You may have only metatranscriptomic reads and wonder what you can do with them. In this part of the hands-on session, you can compare a metatranscriptomics-only assembly with the integrated metagenomics and metatranscriptomics assembly. We have picked the most dominant MAG from the dataset as an example.

Metatranscriptomics-only assemblies can be found in /work/projects/embomicrobial2020/data/metaT/assemblies/$mySample/final.contigs.fa.

Information for the example MAG is in /work/projects/embomicrobial2020/data/metaT/binning/$mySample/.

To compare the contigs from the metaT-only assembly to the MAG, you can use nucmer (make sure you request sufficient cpus (8) in your interactive slurm job):

conda activate /work/projects/embomicrobial2020/envs/mummer4
cpus=8
sample=2011-07-08

ref=final.contigs.fa
bin=`cat /work/projects/embomicrobial2020/data/metaT/binning/$sample/bins`
qry=$bin.contigs.fa
prefix=$sample.genomalign

mkdir metaTGvsmetaT
cd metaTGvsmetaT

nucmer -t $cpus -p $prefix /work/projects/embomicrobial2020/data/metaT/binning/$sample/$qry /work/projects/embomicrobial2020/data/metaT/assemblies/$sample/$ref

delta=$prefix.delta
dnadiff -p $prefix -d $delta
show-coords $prefix.1delta >$prefix.1delta.coords

Here is a description of the output in $prefix.1delta.coords from the nucmer manual: [S1] start of the alignment region in the reference sequence [E1] end of the alignment region in the reference sequence [S2] start of the alignment region in the query sequence [E2] end of the alignment region in the query sequence [LEN 1] length of the alignment region in the reference sequence [LEN 2] length of the alignment region in the query sequence [% IDY] percent identity of the alignment [% SIM] percent similarity of the alignment (as determined by the BLOSUM scoring matrix) [% STP] percent of stop codons in the alignment [LEN R] length of the reference sequence [LEN Q] length of the query sequence [COV R] percent alignment coverage in the reference sequence [COV Q] percent alignment coverage in the query sequence [FRM] reading frame for the reference and query sequence alignments respectively [TAGS] the reference and query FastA IDs respectively.
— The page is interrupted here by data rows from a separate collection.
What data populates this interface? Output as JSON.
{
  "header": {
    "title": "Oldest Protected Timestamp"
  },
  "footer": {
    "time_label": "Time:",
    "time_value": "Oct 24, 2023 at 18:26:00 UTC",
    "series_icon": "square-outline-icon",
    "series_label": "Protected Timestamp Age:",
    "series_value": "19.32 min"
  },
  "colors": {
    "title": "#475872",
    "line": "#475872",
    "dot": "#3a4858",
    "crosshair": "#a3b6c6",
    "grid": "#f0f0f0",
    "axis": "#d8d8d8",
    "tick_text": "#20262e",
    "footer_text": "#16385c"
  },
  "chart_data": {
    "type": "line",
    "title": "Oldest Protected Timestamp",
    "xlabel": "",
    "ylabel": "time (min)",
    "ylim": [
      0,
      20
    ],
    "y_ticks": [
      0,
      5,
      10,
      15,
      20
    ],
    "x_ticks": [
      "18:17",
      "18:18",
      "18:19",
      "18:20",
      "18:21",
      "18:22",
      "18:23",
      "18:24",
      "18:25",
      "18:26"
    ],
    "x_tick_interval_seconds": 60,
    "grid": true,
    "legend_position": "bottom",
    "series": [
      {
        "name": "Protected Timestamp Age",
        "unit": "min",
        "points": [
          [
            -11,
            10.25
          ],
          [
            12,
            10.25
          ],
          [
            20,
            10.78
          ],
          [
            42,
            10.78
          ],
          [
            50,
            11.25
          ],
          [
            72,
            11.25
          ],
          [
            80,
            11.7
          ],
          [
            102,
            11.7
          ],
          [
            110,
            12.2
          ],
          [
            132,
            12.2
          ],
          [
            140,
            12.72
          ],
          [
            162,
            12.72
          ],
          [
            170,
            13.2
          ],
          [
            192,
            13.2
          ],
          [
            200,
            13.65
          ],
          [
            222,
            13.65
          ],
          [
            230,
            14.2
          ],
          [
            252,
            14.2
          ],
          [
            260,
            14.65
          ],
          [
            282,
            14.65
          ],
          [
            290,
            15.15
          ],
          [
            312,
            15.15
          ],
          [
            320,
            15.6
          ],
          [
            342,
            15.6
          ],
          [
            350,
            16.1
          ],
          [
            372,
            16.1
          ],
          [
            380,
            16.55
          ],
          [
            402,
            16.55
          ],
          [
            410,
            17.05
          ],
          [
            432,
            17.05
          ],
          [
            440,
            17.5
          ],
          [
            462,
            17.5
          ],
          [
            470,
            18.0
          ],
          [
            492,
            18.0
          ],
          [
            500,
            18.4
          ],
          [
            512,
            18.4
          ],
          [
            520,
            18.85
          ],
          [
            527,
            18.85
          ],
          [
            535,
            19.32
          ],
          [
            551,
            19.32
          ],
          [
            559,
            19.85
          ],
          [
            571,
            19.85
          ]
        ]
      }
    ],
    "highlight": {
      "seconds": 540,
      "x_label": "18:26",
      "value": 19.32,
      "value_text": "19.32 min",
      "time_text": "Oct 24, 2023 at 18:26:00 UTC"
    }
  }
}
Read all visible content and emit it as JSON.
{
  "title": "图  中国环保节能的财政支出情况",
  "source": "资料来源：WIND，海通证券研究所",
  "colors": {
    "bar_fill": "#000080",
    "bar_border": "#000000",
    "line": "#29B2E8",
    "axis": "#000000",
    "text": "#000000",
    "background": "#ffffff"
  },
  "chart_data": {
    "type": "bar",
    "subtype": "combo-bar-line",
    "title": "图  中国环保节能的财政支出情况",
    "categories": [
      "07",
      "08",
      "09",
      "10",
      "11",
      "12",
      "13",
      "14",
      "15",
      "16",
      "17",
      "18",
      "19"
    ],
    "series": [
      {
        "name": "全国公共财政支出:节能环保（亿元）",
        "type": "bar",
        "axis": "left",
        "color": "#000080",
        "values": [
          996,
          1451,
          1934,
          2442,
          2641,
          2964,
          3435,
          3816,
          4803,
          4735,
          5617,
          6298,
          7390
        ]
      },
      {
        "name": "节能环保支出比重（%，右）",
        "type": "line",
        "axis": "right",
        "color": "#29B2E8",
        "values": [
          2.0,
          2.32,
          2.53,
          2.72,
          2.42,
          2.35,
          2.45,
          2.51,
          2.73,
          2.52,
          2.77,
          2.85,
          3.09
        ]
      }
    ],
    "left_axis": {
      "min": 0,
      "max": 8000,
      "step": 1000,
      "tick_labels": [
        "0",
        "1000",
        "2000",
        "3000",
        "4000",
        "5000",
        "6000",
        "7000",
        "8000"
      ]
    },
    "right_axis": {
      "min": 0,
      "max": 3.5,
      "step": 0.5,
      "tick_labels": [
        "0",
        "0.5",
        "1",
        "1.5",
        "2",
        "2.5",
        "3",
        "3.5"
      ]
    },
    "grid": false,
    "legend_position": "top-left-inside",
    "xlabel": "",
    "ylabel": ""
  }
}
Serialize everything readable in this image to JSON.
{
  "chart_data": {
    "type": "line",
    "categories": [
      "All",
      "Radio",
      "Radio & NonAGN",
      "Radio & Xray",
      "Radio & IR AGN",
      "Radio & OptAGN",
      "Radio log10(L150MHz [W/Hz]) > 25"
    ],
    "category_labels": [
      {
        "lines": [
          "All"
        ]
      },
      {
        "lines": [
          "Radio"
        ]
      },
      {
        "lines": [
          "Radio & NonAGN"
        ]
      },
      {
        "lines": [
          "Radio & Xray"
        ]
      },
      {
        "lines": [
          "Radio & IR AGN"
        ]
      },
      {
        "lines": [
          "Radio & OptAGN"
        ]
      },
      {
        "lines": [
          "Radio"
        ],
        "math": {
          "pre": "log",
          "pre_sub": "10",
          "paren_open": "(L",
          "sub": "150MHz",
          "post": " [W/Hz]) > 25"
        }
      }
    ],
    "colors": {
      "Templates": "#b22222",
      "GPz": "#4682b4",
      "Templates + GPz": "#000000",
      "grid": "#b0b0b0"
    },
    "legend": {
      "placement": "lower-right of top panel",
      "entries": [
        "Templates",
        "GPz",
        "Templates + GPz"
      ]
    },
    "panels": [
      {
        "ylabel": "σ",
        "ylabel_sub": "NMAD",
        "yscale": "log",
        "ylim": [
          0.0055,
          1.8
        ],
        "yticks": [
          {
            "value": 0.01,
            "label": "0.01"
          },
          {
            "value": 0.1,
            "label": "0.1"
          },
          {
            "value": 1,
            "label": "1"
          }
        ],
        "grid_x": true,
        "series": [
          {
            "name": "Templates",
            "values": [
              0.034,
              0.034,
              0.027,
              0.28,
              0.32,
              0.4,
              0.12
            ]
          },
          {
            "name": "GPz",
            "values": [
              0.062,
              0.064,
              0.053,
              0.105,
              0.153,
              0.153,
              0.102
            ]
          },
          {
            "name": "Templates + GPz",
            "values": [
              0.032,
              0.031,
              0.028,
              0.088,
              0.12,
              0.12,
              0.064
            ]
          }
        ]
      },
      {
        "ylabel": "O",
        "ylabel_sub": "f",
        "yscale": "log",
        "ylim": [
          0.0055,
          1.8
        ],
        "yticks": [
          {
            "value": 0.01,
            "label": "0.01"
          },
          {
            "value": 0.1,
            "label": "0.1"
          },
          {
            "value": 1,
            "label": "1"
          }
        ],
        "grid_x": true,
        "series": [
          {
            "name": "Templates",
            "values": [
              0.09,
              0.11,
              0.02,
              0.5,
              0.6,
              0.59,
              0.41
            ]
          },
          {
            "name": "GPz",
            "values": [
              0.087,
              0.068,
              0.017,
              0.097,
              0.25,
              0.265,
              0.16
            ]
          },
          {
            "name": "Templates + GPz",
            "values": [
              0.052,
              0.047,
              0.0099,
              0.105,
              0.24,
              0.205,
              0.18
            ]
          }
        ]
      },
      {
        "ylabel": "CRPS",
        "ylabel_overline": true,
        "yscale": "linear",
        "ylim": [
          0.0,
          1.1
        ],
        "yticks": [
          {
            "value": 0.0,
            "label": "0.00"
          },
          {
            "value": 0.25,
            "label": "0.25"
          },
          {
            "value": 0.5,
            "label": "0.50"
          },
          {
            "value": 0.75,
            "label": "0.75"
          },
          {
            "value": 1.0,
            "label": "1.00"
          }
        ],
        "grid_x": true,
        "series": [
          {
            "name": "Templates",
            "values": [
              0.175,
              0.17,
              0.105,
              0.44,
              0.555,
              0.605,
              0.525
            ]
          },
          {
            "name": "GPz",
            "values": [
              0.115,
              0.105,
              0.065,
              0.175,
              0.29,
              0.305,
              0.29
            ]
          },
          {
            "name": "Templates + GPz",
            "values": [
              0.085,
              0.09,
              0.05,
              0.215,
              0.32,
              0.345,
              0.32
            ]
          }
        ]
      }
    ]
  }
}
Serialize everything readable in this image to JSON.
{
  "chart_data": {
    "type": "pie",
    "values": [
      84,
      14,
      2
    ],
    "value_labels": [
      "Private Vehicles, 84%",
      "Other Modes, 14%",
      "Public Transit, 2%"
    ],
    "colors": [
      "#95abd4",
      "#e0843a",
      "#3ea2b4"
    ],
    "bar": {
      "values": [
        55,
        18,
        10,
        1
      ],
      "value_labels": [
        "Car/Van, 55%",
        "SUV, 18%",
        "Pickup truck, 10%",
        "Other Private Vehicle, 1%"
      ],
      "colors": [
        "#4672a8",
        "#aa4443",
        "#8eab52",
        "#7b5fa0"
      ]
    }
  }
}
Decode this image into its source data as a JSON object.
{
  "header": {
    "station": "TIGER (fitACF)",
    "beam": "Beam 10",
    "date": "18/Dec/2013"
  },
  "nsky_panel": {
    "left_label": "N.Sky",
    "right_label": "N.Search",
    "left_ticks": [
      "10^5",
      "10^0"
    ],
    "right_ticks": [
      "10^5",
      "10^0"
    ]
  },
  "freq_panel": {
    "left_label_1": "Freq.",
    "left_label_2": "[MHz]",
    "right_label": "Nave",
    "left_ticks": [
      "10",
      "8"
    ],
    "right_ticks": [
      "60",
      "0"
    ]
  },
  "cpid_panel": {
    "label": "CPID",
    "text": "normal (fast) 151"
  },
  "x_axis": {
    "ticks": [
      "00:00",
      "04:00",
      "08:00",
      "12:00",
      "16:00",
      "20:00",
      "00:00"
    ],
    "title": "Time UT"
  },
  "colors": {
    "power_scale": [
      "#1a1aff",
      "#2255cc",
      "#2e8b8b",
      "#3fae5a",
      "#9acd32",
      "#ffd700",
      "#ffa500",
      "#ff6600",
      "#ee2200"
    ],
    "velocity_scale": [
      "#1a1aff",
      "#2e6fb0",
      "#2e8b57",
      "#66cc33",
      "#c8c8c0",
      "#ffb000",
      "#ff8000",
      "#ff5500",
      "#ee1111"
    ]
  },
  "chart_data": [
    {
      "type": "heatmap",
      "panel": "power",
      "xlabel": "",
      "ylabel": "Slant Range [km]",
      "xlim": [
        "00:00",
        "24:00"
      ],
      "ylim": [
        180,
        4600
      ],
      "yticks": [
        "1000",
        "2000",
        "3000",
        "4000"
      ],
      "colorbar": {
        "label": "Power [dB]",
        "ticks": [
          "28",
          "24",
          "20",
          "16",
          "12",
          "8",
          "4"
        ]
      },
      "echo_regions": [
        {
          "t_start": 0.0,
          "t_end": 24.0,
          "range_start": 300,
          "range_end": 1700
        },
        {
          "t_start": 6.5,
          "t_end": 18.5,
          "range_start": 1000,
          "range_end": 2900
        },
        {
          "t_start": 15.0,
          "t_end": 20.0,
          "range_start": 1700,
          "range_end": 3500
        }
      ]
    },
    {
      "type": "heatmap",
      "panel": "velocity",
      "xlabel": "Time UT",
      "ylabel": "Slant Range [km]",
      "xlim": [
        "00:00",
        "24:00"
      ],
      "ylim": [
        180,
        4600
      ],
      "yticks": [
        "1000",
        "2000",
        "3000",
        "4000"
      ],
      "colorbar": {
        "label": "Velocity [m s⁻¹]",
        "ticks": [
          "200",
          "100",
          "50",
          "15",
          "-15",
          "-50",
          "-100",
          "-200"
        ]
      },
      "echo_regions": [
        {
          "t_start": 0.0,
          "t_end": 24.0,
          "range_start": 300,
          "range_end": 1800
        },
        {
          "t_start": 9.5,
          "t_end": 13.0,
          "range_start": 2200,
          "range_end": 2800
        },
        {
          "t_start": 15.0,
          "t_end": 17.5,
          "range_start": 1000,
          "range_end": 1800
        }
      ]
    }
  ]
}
All output coordinates and lengths are relative to the forward strand of the reference DNA sequence.

Excercise

Adapt the nucmer, dnadiff and show-coords to run the same comparison in the opposite direction (metaTGvsmetaT).

You can already see from the numbers in $sample.genomalign.report that only a part of the MAG that was assembled from metaG and metaT reads is also assembled from the transcriptome (the 53.3175% in the example below):

[Bases]
TotalBases                   3252111             59671729
AlignedBases       1733945(53.3175%)     1806914(3.0281%)
UnalignedBases     1518166(46.6825%)   57864815(96.9719%)

Excercise

For the next step, extract the alignment information as .bed format, as shown in the code below.

paste <(cut -f 12 /work/projects/embomicrobial2020/data/metaT/binning/$sample/genomealignment/metaTGvsmetaT/$sample.genomalign.1coords) <(cut -f 1,2 /work/projects/embomicrobial2020/data/metaT/binning/$sample/genomealignment/metaTGvsmetaT/$sample.genomalign.1coords)  >> $sample.genomalign.bed

Copy the resulting file to your computer.